Invisalign attachments fall off more often than most patients expect. In a clinical trial comparing bonding templates, roughly 72% of patients in the Invisalign group experienced at least one attachment debonding during treatment. Of those, about 30% lost one attachment, 32.5% lost two, and 10% lost three. So while losing an attachment isn’t a sign that something went seriously wrong, it’s a common inconvenience you should be prepared for.
How Common Is Attachment Failure?
A randomized controlled trial published in Applied Sciences measured attachment debonding rates across two groups of patients. In the Invisalign template group, only 27.5% of patients made it through treatment without a single attachment coming loose. That means nearly three out of four patients lost at least one. The median debonding probability per attachment was 0.07, which translates to roughly a 7% chance that any individual attachment will fail at some point.
These numbers reflect the bonding process itself, not necessarily a flaw in the material. A competing template system in the same study kept 87.5% of patients debonding-free, suggesting that how attachments are placed matters as much as the adhesive holding them on.
Why Attachments Come Loose
Several factors determine whether an attachment stays put or pops off weeks into treatment.
Moisture during bonding. The adhesive used to place attachments bonds to dry enamel. If saliva contaminates the tooth surface during placement, the bond starts out weak. Molars are especially tricky because they sit farther back in the mouth, making it harder to keep them dry. Patients who’ve had repeat failures often report that the problem resolved once their orthodontist took extra steps to isolate and dry the tooth.
Bite interference. If your opposing tooth hits the attachment every time you chew, the repeated impact loosens the bond over time. This is particularly common with deep bites, where upper teeth overlap lower teeth significantly. The attachment essentially gets hammered loose from normal eating. This kind of failure tends to recur in the same spot until tooth movement corrects the bite enough to create clearance.
Crowns, veneers, and enamel conditions. Composite adhesive bonds well to natural enamel but struggles on porcelain crowns and other dental restorations. A different bonding agent is typically used for these surfaces, but the hold is still weaker. Certain enamel conditions, like fluorosis or developmental defects that alter the protein content of enamel, also resist the acid etching step that roughens the surface for bonding.
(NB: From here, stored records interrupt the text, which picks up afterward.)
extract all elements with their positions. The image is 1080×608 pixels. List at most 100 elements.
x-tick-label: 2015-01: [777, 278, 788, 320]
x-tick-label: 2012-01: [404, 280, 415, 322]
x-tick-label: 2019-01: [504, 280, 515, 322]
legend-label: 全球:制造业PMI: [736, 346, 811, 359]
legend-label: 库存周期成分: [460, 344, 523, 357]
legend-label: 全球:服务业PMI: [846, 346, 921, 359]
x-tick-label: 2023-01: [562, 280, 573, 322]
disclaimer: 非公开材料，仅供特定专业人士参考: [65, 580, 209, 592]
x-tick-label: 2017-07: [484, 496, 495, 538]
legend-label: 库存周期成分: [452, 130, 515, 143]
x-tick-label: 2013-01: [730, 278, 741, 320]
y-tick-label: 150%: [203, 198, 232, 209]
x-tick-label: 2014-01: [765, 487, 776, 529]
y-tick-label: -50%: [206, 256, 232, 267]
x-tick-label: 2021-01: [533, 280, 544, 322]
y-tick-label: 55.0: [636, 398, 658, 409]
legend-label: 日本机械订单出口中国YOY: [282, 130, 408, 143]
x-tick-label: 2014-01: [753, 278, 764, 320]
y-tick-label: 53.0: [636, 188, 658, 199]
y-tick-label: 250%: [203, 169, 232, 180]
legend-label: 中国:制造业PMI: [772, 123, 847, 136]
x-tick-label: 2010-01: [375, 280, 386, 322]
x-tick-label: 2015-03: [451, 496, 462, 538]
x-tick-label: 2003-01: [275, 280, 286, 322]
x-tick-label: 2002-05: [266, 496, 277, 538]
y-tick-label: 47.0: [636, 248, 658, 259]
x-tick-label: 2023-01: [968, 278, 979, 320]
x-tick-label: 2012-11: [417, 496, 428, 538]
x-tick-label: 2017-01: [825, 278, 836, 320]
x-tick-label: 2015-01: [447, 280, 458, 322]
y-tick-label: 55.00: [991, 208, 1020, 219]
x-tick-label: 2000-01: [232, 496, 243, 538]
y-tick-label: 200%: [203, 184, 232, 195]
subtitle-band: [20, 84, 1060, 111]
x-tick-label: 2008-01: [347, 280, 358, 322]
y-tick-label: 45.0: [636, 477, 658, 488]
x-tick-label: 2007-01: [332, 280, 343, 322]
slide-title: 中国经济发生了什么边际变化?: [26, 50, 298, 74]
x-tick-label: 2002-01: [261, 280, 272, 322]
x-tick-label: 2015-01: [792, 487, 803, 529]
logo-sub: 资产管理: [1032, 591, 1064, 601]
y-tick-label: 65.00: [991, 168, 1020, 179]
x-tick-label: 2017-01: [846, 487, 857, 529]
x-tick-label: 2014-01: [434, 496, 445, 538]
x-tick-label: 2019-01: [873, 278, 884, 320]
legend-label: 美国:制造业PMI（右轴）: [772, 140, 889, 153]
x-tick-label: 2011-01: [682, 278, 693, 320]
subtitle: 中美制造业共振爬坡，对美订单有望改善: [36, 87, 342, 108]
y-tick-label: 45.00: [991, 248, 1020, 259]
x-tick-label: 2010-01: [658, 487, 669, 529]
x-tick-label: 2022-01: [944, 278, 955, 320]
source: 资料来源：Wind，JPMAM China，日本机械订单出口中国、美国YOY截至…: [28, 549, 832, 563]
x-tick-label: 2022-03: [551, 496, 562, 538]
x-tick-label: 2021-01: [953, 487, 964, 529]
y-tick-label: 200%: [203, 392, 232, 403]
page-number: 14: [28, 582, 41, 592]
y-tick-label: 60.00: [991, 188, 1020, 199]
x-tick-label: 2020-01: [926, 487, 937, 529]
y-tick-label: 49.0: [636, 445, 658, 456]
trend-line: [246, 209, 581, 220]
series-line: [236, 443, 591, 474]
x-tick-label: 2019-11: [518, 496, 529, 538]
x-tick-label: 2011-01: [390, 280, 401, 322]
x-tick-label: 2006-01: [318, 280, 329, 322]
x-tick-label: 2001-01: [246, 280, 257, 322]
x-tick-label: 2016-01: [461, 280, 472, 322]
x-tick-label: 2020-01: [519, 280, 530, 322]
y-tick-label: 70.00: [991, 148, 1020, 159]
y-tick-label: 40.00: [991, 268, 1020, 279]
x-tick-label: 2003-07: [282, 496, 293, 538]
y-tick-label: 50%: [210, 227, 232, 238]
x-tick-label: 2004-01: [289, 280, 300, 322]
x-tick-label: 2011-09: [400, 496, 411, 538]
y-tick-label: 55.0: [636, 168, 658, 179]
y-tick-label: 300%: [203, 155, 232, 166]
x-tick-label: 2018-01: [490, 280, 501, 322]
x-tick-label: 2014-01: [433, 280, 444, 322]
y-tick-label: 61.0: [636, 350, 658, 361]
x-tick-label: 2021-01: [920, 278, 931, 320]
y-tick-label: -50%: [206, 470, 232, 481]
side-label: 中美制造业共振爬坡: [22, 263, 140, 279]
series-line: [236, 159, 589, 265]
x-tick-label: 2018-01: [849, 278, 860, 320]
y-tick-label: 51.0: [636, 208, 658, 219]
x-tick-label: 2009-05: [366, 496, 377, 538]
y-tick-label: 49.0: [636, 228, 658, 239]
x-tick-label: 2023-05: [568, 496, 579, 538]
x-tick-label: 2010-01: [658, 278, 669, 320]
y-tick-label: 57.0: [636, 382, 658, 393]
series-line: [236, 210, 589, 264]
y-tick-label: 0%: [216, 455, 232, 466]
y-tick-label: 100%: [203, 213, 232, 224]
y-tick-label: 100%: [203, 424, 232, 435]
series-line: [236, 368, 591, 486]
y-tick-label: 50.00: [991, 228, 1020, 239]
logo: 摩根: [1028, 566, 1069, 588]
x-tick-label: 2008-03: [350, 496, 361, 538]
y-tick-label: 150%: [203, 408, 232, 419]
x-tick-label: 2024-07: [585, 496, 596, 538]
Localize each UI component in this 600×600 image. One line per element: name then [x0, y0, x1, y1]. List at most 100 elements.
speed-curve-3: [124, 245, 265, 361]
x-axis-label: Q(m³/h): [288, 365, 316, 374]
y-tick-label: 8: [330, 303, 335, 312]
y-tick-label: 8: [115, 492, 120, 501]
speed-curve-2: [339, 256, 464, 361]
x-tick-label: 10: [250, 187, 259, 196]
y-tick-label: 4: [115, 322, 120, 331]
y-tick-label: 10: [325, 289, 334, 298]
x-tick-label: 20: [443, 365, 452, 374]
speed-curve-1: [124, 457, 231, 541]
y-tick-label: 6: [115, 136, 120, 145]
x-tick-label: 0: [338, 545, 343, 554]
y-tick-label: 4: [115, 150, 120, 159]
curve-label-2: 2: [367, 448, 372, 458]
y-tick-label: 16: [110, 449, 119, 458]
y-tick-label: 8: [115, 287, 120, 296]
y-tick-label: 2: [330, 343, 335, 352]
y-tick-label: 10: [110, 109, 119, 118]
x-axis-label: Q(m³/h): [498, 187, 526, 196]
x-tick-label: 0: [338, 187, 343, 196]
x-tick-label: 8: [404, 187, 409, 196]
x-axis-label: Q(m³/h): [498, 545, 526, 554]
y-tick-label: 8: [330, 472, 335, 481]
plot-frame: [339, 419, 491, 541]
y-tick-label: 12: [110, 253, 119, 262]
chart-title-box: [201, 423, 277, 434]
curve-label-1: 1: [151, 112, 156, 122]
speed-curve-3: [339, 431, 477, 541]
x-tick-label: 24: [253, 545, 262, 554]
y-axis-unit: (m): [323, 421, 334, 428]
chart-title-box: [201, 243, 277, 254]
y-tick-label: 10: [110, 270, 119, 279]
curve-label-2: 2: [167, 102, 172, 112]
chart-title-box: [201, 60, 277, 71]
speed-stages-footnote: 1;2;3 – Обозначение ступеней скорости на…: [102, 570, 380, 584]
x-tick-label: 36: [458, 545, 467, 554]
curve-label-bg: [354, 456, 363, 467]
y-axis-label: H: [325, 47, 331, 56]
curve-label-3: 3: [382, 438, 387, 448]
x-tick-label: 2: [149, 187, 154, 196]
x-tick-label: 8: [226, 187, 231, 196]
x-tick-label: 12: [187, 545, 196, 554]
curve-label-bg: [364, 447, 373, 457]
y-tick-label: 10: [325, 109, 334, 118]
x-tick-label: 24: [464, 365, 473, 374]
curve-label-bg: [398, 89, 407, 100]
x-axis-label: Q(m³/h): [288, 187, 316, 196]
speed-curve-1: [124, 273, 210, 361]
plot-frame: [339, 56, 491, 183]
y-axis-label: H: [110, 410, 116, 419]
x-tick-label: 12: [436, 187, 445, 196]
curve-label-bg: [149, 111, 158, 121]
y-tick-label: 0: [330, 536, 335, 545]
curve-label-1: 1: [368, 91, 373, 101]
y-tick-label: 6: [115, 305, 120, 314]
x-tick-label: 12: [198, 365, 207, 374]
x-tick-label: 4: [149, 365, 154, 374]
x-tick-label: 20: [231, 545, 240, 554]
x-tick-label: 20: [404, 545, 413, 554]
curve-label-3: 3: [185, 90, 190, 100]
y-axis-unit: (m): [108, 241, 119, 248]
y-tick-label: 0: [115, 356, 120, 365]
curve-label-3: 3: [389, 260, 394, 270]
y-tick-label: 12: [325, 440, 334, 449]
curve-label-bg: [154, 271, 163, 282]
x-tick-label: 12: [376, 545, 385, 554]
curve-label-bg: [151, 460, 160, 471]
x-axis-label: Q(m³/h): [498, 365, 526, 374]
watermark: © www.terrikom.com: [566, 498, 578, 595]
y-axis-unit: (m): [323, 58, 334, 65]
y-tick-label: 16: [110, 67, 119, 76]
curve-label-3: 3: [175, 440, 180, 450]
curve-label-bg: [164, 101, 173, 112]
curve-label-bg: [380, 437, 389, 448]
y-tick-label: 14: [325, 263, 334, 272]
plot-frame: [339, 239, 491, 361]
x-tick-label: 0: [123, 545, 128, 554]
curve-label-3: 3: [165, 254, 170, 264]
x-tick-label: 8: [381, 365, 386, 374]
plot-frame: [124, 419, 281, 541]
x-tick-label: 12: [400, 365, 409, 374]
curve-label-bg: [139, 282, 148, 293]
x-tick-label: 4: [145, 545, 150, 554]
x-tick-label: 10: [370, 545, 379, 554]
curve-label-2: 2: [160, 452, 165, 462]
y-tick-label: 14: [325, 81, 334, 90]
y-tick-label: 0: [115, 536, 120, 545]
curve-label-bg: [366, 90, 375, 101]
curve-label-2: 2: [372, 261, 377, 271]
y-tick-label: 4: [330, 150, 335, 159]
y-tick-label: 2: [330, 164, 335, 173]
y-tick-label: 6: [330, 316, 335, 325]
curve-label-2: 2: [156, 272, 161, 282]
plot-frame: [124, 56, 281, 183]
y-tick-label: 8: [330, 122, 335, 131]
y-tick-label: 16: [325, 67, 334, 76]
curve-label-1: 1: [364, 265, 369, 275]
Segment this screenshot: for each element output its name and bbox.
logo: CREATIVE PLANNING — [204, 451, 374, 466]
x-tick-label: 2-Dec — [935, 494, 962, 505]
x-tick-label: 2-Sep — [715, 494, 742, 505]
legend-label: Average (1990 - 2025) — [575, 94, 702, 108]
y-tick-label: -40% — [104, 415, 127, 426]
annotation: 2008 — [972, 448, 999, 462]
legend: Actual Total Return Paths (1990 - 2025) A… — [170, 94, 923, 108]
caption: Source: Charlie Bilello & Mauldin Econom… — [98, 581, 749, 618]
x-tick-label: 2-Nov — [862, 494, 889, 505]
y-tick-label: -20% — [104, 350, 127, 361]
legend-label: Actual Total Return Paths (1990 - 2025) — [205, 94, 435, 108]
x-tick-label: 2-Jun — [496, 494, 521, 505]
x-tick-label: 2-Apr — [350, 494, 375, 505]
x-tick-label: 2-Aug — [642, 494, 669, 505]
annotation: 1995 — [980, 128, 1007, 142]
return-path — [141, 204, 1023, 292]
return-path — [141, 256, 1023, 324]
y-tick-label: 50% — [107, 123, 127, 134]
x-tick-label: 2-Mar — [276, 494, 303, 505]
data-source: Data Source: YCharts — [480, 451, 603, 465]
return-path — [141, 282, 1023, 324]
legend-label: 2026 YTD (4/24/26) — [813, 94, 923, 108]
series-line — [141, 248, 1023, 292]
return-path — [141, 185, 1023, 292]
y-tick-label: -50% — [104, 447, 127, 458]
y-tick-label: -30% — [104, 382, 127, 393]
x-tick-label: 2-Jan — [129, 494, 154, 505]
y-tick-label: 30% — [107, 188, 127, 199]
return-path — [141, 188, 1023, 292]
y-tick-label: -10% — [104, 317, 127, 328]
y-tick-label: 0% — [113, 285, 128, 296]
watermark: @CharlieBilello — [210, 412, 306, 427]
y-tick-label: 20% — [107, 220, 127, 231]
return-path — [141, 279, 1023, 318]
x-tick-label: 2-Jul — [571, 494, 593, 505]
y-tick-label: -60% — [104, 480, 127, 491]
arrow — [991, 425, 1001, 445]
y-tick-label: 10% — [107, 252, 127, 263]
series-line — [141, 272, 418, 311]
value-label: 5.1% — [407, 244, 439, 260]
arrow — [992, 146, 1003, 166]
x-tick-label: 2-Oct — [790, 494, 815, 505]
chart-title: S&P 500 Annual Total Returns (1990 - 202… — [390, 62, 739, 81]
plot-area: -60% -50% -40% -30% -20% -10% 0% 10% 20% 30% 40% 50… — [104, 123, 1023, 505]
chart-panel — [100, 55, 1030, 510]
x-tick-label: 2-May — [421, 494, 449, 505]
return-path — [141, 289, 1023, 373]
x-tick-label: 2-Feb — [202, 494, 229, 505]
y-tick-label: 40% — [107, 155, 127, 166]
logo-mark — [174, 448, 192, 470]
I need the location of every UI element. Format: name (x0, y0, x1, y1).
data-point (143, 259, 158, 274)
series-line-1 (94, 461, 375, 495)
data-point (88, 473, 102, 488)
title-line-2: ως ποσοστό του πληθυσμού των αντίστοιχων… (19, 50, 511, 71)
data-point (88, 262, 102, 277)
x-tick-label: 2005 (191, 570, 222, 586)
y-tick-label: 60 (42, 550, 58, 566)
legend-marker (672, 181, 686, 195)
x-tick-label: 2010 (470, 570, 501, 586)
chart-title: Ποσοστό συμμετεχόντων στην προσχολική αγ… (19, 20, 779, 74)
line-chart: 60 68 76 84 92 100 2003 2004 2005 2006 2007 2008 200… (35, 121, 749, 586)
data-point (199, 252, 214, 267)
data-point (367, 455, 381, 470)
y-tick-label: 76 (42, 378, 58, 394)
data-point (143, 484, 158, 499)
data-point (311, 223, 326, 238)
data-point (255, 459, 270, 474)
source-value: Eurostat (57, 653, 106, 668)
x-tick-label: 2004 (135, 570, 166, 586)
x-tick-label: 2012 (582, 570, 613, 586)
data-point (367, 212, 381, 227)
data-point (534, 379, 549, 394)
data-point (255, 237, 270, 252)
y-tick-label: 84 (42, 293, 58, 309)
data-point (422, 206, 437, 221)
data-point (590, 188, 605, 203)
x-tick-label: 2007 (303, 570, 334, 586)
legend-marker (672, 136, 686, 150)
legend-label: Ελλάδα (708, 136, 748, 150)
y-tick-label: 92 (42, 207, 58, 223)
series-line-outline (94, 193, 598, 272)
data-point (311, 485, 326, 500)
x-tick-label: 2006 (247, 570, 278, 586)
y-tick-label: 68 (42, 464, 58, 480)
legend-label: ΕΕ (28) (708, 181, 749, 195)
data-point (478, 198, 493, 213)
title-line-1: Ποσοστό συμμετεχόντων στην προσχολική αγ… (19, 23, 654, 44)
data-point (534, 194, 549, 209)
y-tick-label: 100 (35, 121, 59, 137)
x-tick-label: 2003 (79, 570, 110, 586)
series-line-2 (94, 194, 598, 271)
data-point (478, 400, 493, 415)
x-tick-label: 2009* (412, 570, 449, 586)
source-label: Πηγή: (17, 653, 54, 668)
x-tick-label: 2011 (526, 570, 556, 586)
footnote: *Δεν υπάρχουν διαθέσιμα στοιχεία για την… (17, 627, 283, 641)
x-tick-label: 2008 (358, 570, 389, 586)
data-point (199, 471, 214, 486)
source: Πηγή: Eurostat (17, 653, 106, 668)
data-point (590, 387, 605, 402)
Improper placement angle. When an attachment isn’t seated correctly in the bonding template, the aligner pushes against it at an angle it wasn’t designed to handle. That constant off-axis pressure gradually weakens the bond until the attachment breaks free.
Which Teeth Lose Attachments Most Often
Research on orthodontic bonding failure rates shows a clear pattern by tooth location. Lower teeth lose bonded attachments more often than upper teeth. In one study, lower front teeth had a bonding failure rate of nearly 33%, compared to about 11% for upper front teeth. Premolars were more consistent across the upper and lower jaw, hovering around 12%.
Lower front teeth are harder to keep dry during bonding, and they’re more exposed to forces from the tongue and from biting. If you’ve lost an attachment on a lower incisor, you’re in good company.
What to Do When One Falls Off
Check whether the attachment came off cleanly or if part of it is still stuck to the tooth. Sometimes the detached piece ends up lodged inside your aligner tray. If you find it there, gently remove it so it doesn’t interfere with the tray’s fit.
Contact your orthodontist to schedule a replacement. In the meantime, keep wearing your current aligner. Your orthodontist may tell you to stay on your current tray, go back to a previous one, or move forward to the next set, depending on which tooth lost the attachment and what movement that attachment was guiding. Follow whatever specific instructions they give you.
Avoid particularly hard or sticky foods until the attachment is replaced. Your remaining attachments are still working, and you don’t want to lose a second one while waiting for your appointment.
How a Missing Attachment Affects Treatment
Attachments act as grip points that let the aligner apply force in directions it otherwise couldn’t. Without one, the aligner can still move teeth, but certain planned movements on the affected tooth may stall or slow down. The trays were designed with that attachment in mind, so the fit around that tooth loosens slightly, reducing the precision of force delivery.
A single attachment missing for a few days is unlikely to derail your treatment. But leaving it unreplaced for weeks can allow the affected tooth to drift off its planned path, which may require additional trays later to correct. The longer the gap, the more potential for delay.
Reducing Your Risk
You can’t control the bonding process, but you can control what happens afterward. Acidic foods and drinks, including citrus, soda, wine, and vinegar-based dressings, weaken the bond between the composite and your enamel over time. If you consume them regularly, rinsing your mouth with water right afterward helps limit the damage.
How you remove your aligners matters more than most patients realize. Pulling trays off by twisting or prying from the front creates leverage that yanks on attachments. The safer technique is to start from the back on one side, then the other, and peel the tray forward. If you’re not sure you’re doing it correctly, ask your orthodontist’s team for a quick demonstration at your next visit. Patients who master the removal technique tend to have far fewer attachment losses over the course of treatment.